In the given problem, the matrix \( Q \) has eigenvalues \( \lambda_1 = -1, \lambda_2 = 3, \lambda_3 = -5 \). These values are derived by solving the characteristic equation for \( Q \). The eigenvalues reflect how the quadratic form is stretched or compressed along certain directions, which are defined by their corresponding eigenvectors.

Diagonalization of Matrices

When we talk about diagonalizing a matrix, we mean converting it into a diagonal matrix through a similarity transformation. Diagonalization simplifies many computations, including those involving powers of matrices and solving related systems of equations.

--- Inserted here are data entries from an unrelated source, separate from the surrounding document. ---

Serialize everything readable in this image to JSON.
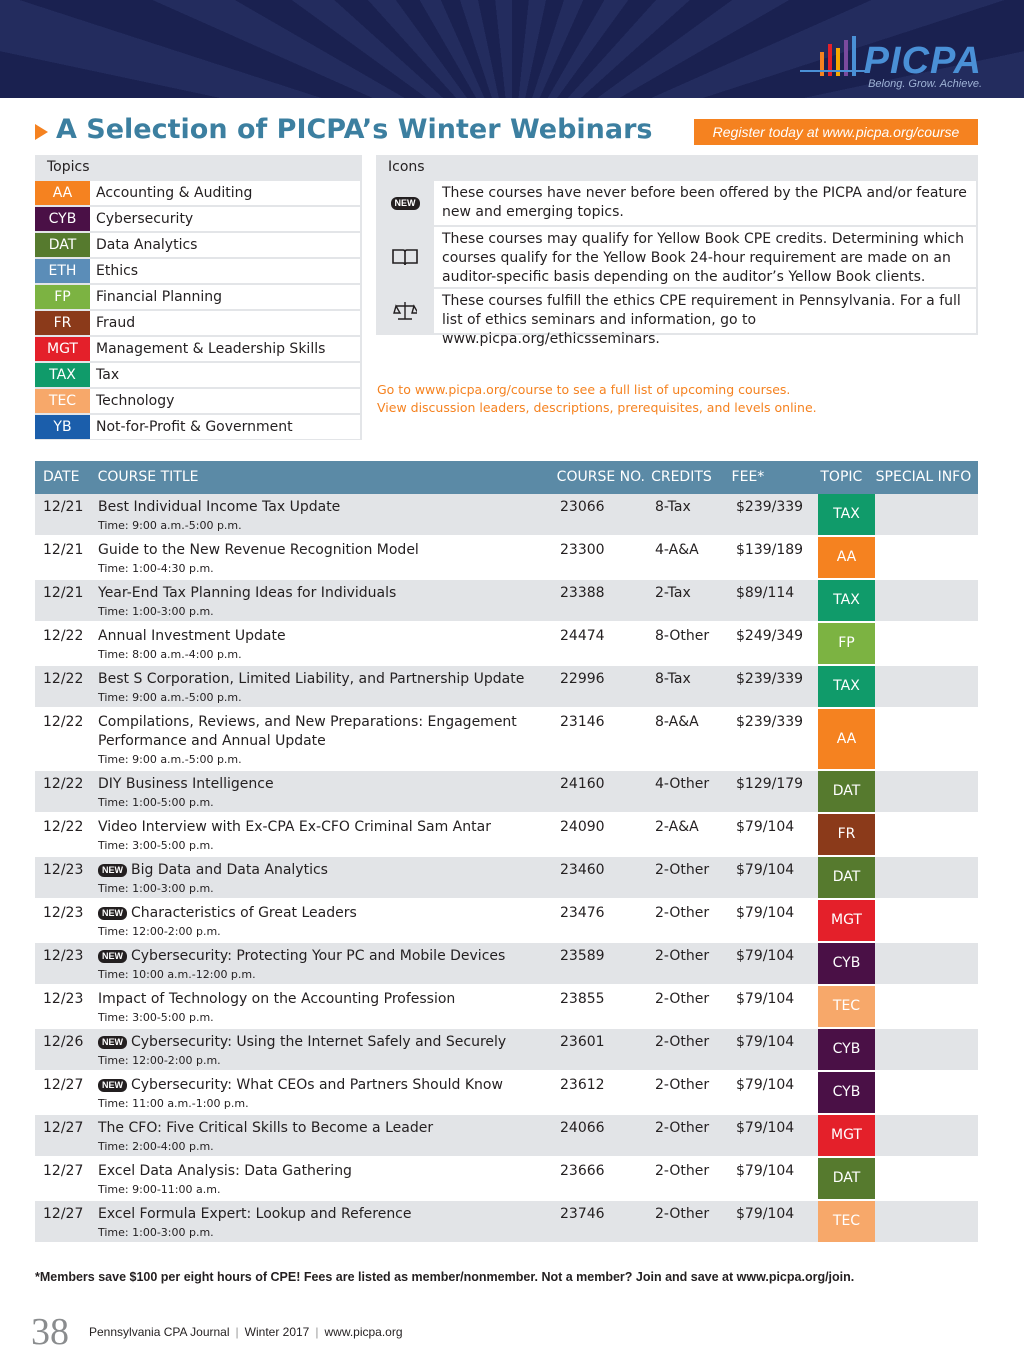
{
  "header": {
    "logo": "PICPA",
    "tagline": "Belong. Grow. Achieve."
  },
  "title": "A Selection of PICPA’s Winter Webinars",
  "register": "Register today at www.picpa.org/course",
  "topics": {
    "heading": "Topics",
    "items": [
      {
        "code": "AA",
        "name": "Accounting & Auditing",
        "color": "#f58220"
      },
      {
        "code": "CYB",
        "name": "Cybersecurity",
        "color": "#4a1046"
      },
      {
        "code": "DAT",
        "name": "Data Analytics",
        "color": "#567a2e"
      },
      {
        "code": "ETH",
        "name": "Ethics",
        "color": "#5b8db8"
      },
      {
        "code": "FP",
        "name": "Financial Planning",
        "color": "#7cb342"
      },
      {
        "code": "FR",
        "name": "Fraud",
        "color": "#8b3a1a"
      },
      {
        "code": "MGT",
        "name": "Management & Leadership Skills",
        "color": "#e4202a"
      },
      {
        "code": "TAX",
        "name": "Tax",
        "color": "#109b6a"
      },
      {
        "code": "TEC",
        "name": "Technology",
        "color": "#f7a86a"
      },
      {
        "code": "YB",
        "name": "Not-for-Profit & Government",
        "color": "#1b5eab"
      }
    ]
  },
  "icons": {
    "heading": "Icons",
    "items": [
      {
        "badge": "NEW",
        "text": "These courses have never before been offered by the PICPA and/or feature new and emerging topics."
      },
      {
        "text": "These courses may qualify for Yellow Book CPE credits. Determining which courses qualify for the Yellow Book 24-hour requirement are made on an auditor-specific basis depending on the auditor’s Yellow Book clients."
      },
      {
        "text": "These courses fulfill the ethics CPE requirement in Pennsylvania. For a full list of ethics seminars and information, go to www.picpa.org/ethicsseminars."
      }
    ]
  },
  "links": [
    "Go to www.picpa.org/course to see a full list of upcoming courses.",
    "View discussion leaders, descriptions, prerequisites, and levels online."
  ],
  "table": {
    "columns": [
      "DATE",
      "COURSE TITLE",
      "COURSE NO.",
      "CREDITS",
      "FEE*",
      "TOPIC",
      "SPECIAL INFO"
    ],
    "rows": [
      {
        "date": "12/21",
        "new": false,
        "title": "Best Individual Income Tax Update",
        "time": "Time: 9:00 a.m.-5:00 p.m.",
        "course_no": "23066",
        "credits": "8-Tax",
        "fee": "$239/339",
        "topic": "TAX"
      },
      {
        "date": "12/21",
        "new": false,
        "title": "Guide to the New Revenue Recognition Model",
        "time": "Time: 1:00-4:30 p.m.",
        "course_no": "23300",
        "credits": "4-A&A",
        "fee": "$139/189",
        "topic": "AA"
      },
      {
        "date": "12/21",
        "new": false,
        "title": "Year-End Tax Planning Ideas for Individuals",
        "time": "Time: 1:00-3:00 p.m.",
        "course_no": "23388",
        "credits": "2-Tax",
        "fee": "$89/114",
        "topic": "TAX"
      },
      {
        "date": "12/22",
        "new": false,
        "title": "Annual Investment Update",
        "time": "Time: 8:00 a.m.-4:00 p.m.",
        "course_no": "24474",
        "credits": "8-Other",
        "fee": "$249/349",
        "topic": "FP"
      },
      {
        "date": "12/22",
        "new": false,
        "title": "Best S Corporation, Limited Liability, and Partnership Update",
        "time": "Time: 9:00 a.m.-5:00 p.m.",
        "course_no": "22996",
        "credits": "8-Tax",
        "fee": "$239/339",
        "topic": "TAX"
      },
      {
        "date": "12/22",
        "new": false,
        "title": "Compilations, Reviews, and New Preparations: Engagement Performance and Annual Update",
        "time": "Time: 9:00 a.m.-5:00 p.m.",
        "course_no": "23146",
        "credits": "8-A&A",
        "fee": "$239/339",
        "topic": "AA"
      },
      {
        "date": "12/22",
        "new": false,
        "title": "DIY Business Intelligence",
        "time": "Time: 1:00-5:00 p.m.",
        "course_no": "24160",
        "credits": "4-Other",
        "fee": "$129/179",
        "topic": "DAT"
      },
      {
        "date": "12/22",
        "new": false,
        "title": "Video Interview with Ex-CPA Ex-CFO Criminal Sam Antar",
        "time": "Time: 3:00-5:00 p.m.",
        "course_no": "24090",
        "credits": "2-A&A",
        "fee": "$79/104",
        "topic": "FR"
      },
      {
        "date": "12/23",
        "new": true,
        "title": "Big Data and Data Analytics",
        "time": "Time: 1:00-3:00 p.m.",
        "course_no": "23460",
        "credits": "2-Other",
        "fee": "$79/104",
        "topic": "DAT"
      },
      {
        "date": "12/23",
        "new": true,
        "title": "Characteristics of Great Leaders",
        "time": "Time: 12:00-2:00 p.m.",
        "course_no": "23476",
        "credits": "2-Other",
        "fee": "$79/104",
        "topic": "MGT"
      },
      {
        "date": "12/23",
        "new": true,
        "title": "Cybersecurity: Protecting Your PC and Mobile Devices",
        "time": "Time: 10:00 a.m.-12:00 p.m.",
        "course_no": "23589",
        "credits": "2-Other",
        "fee": "$79/104",
        "topic": "CYB"
      },
      {
        "date": "12/23",
        "new": false,
        "title": "Impact of Technology on the Accounting Profession",
        "time": "Time: 3:00-5:00 p.m.",
        "course_no": "23855",
        "credits": "2-Other",
        "fee": "$79/104",
        "topic": "TEC"
      },
      {
        "date": "12/26",
        "new": true,
        "title": "Cybersecurity: Using the Internet Safely and Securely",
        "time": "Time: 12:00-2:00 p.m.",
        "course_no": "23601",
        "credits": "2-Other",
        "fee": "$79/104",
        "topic": "CYB"
      },
      {
        "date": "12/27",
        "new": true,
        "title": "Cybersecurity: What CEOs and Partners Should Know",
        "time": "Time: 11:00 a.m.-1:00 p.m.",
        "course_no": "23612",
        "credits": "2-Other",
        "fee": "$79/104",
        "topic": "CYB"
      },
      {
        "date": "12/27",
        "new": false,
        "title": "The CFO: Five Critical Skills to Become a Leader",
        "time": "Time: 2:00-4:00 p.m.",
        "course_no": "24066",
        "credits": "2-Other",
        "fee": "$79/104",
        "topic": "MGT"
      },
      {
        "date": "12/27",
        "new": false,
        "title": "Excel Data Analysis: Data Gathering",
        "time": "Time: 9:00-11:00 a.m.",
        "course_no": "23666",
        "credits": "2-Other",
        "fee": "$79/104",
        "topic": "DAT"
      },
      {
        "date": "12/27",
        "new": false,
        "title": "Excel Formula Expert: Lookup and Reference",
        "time": "Time: 1:00-3:00 p.m.",
        "course_no": "23746",
        "credits": "2-Other",
        "fee": "$79/104",
        "topic": "TEC"
      }
    ]
  },
  "footnote": "*Members save $100 per eight hours of CPE! Fees are listed as member/nonmember. Not a member? Join and save at www.picpa.org/join.",
  "footer": {
    "page": "38",
    "journal": "Pennsylvania CPA Journal",
    "issue": "Winter 2017",
    "site": "www.picpa.org"
  }
}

A matrix \( A \) is diagonalizable if there exists a matrix \( P \) such that \( P^{-1}AP \) is a diagonal matrix. The columns of \( P \) are the eigenvectors of \( A \), and the diagonal entries of \( P^{-1}AP \) are the eigenvalues of \( A \).

In our problem, matrix \( Q \) is diagonalized to form \( P^{-1} Q P = \begin{bmatrix} -1 & 0 & 0 \ 0 & 3 & 0 \ 0 & 0 & -5 \end{bmatrix} \). This transformation simplifies the original quadratic form, effectively rotating the coordinate system to align with the principal axes defined by the eigenvectors.

Hyperboloid

A hyperboloid is a type of quadric surface that can be either one-sheeted or two-sheeted, depending on the signs in its equation. For instance, a hyperboloid of one sheet has the general form \( -u^2 + v^2 + w^2 = 1 \), while a hyperboloid of two sheets might be expressed as \( -u^2 + v^2 - w^2 = 1 \).

In the given problem, the equation \( -u^2 + 3v^2 - 5w^2 = 15 \) identifies a hyperboloid of one sheet. These surfaces are characterized by their saddle-like structure and their ability to extend infinitely.

The hyperboloid is useful in various scientific fields, including physics and engineering, because of its geometric properties. For instance, hyperboloids can be found in cooling towers of power plants and in various architectural structures.

To find the shortest distance from the origin to this hyperboloid, you suitably adjust the parameters to emphasize the coordinate contributing the least to the equation, ending up with the distance \( \sqrt{5} \) from the origin in this case.